Grave Angels is a Dublin and Wicklow-based company that will tend the graves of your loved ones, much in the way that landscapers will keep a garden. And it doesn’t even matter if you’re living on the far side of the world from the family plot. You can view the company’s work on your ancestral plot on the Grave Angels Web site.
Grave Angels has been up and running as a full-time business since last October. It is owned by Trish Hickey, a mother of six from Enniskerry, Co. Wicklow, and Brian Little, a Kilkenny native and father of two now living in Dublin.
The idea of taking on the task that people have no time for, or find too emotionally draining, came to Hickey in circumstances she did not welcome.
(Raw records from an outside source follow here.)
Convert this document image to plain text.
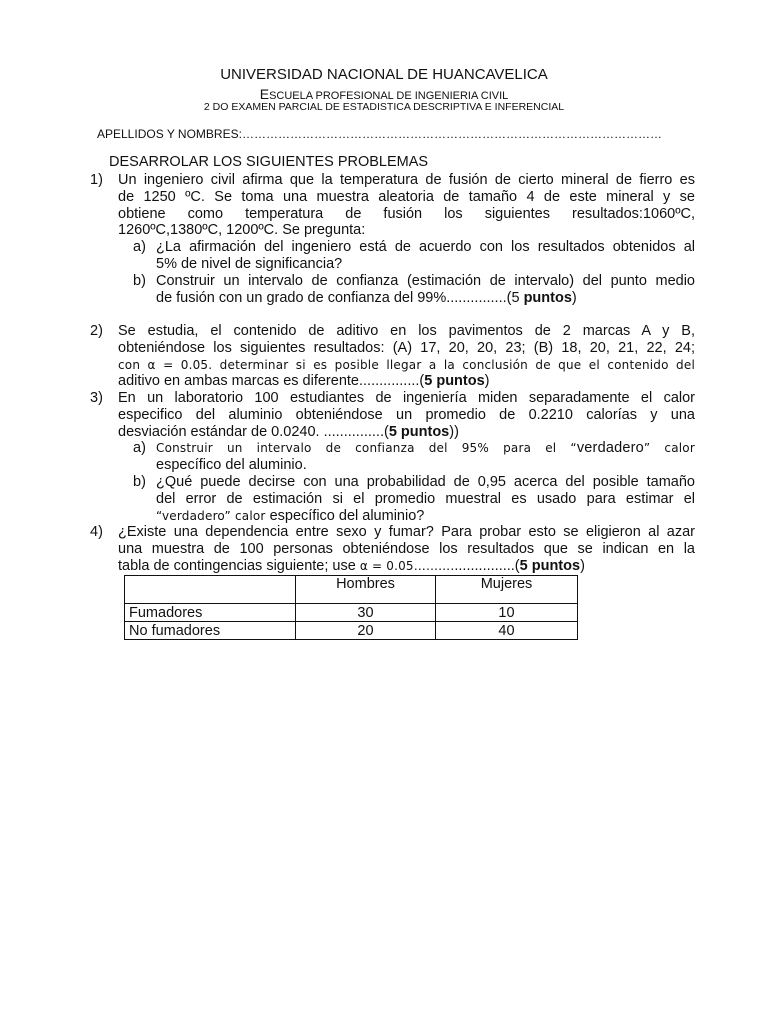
UNIVERSIDAD NACIONAL DE HUANCAVELICA
ESCUELA PROFESIONAL DE INGENIERIA CIVIL
2 DO EXAMEN PARCIAL DE ESTADISTICA DESCRIPTIVA E INFERENCIAL
APELLIDOS Y NOMBRES:……………………………………………………………………………………………
DESARROLAR LOS SIGUIENTES PROBLEMAS
1) Un ingeniero civil afirma que la temperatura de fusión de cierto mineral de fierro es
de 1250 ºC. Se toma una muestra aleatoria de tamaño 4 de este mineral y se
obtiene como temperatura de fusión los siguientes resultados:1060ºC,
1260ºC,1380ºC, 1200ºC. Se pregunta:
a) ¿La afirmación del ingeniero está de acuerdo con los resultados obtenidos al
5% de nivel de significancia?
b) Construir un intervalo de confianza (estimación de intervalo) del punto medio
de fusión con un grado de confianza del 99%...............(5 puntos)
2) Se estudia, el contenido de aditivo en los pavimentos de 2 marcas A y B,
obteniéndose los siguientes resultados: (A) 17, 20, 20, 23; (B) 18, 20, 21, 22, 24;
con α = 0.05. determinar si es posible llegar a la conclusión de que el contenido del
aditivo en ambas marcas es diferente...............(5 puntos)
3) En un laboratorio 100 estudiantes de ingeniería miden separadamente el calor
especifico del aluminio obteniéndose un promedio de 0.2210 calorías y una
desviación estándar de 0.0240. ...............(5 puntos))
a) Construir un intervalo de confianza del 95% para el “verdadero” calor
específico del aluminio.
b) ¿Qué puede decirse con una probabilidad de 0,95 acerca del posible tamaño
del error de estimación si el promedio muestral es usado para estimar el
“verdadero” calor específico del aluminio?
4) ¿Existe una dependencia entre sexo y fumar? Para probar esto se eligieron al azar
una muestra de 100 personas obteniéndose los resultados que se indican en la
tabla de contingencias siguiente; use α = 0.05………................(5 puntos)
	Hombres	Mujeres
Fumadores	30	10
No fumadores	20	40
Her sister’s infant child died and her sister could not emotionally handle the idea of looking after the grave, at least in the short term. So Hickey offered to undertake the job.
“Many people like to visit graves of loved ones and just leave flowers, pray or spend a while in quiet contemplation,” Little said. “They don’t necessarily want to deal with a grave that has been overgrown with weeds.”
And the one thing about Ireland and its mild, wet climate is that the weeds can grow virtually 12 months a year.
The fact that relatives can avoid the labor and just contemplate when visiting family plots would appear to be a factor strong enough to propel the company’s business well into the future. Certainly, some of the testimonials on the Grave Angels Web site bear out this prognosis.
“Thank you for the wonderful job you did on my husband’s grave. Knowing that his grave is being tended and maintained like this means so much to me,” said one client.
Said another: “All of the family are so pleased with the work you’ve done to our parents grave. Knowing that every time we visit the cemetery the grave looks so well is a load off our minds.”
And there’s this from another client: “The fact that we do not have to go to the cemetery with our tools and work on the grave any more is such a relief. Thank you for all your help.”
“People say to us that they just want to go an pray, not to do the work. And the last thing they want to see is an overgrown plot, or a pile of rubble,” Little said.
Most of the company’s work is currently concentrated in the Dublin area, but Grave Angels is building up a network of landscapers around Ireland who can easily travel to even remote rural cemeteries.
“We have about 70 clients at the moment and the number growing each month. Word of mouth has been a very important part of the growth of the company,” Little said.
“We start work in the morning and often work late into the afternoon. We take the view that what we do is sacred and intimate. I can well understand why some people don’t go to visit graves.”
Little and Hickey have discovered that even if people are not keen on doing the work on family plots themselves, they can be very specific in their instructions to the company once a contract for the work has been reached.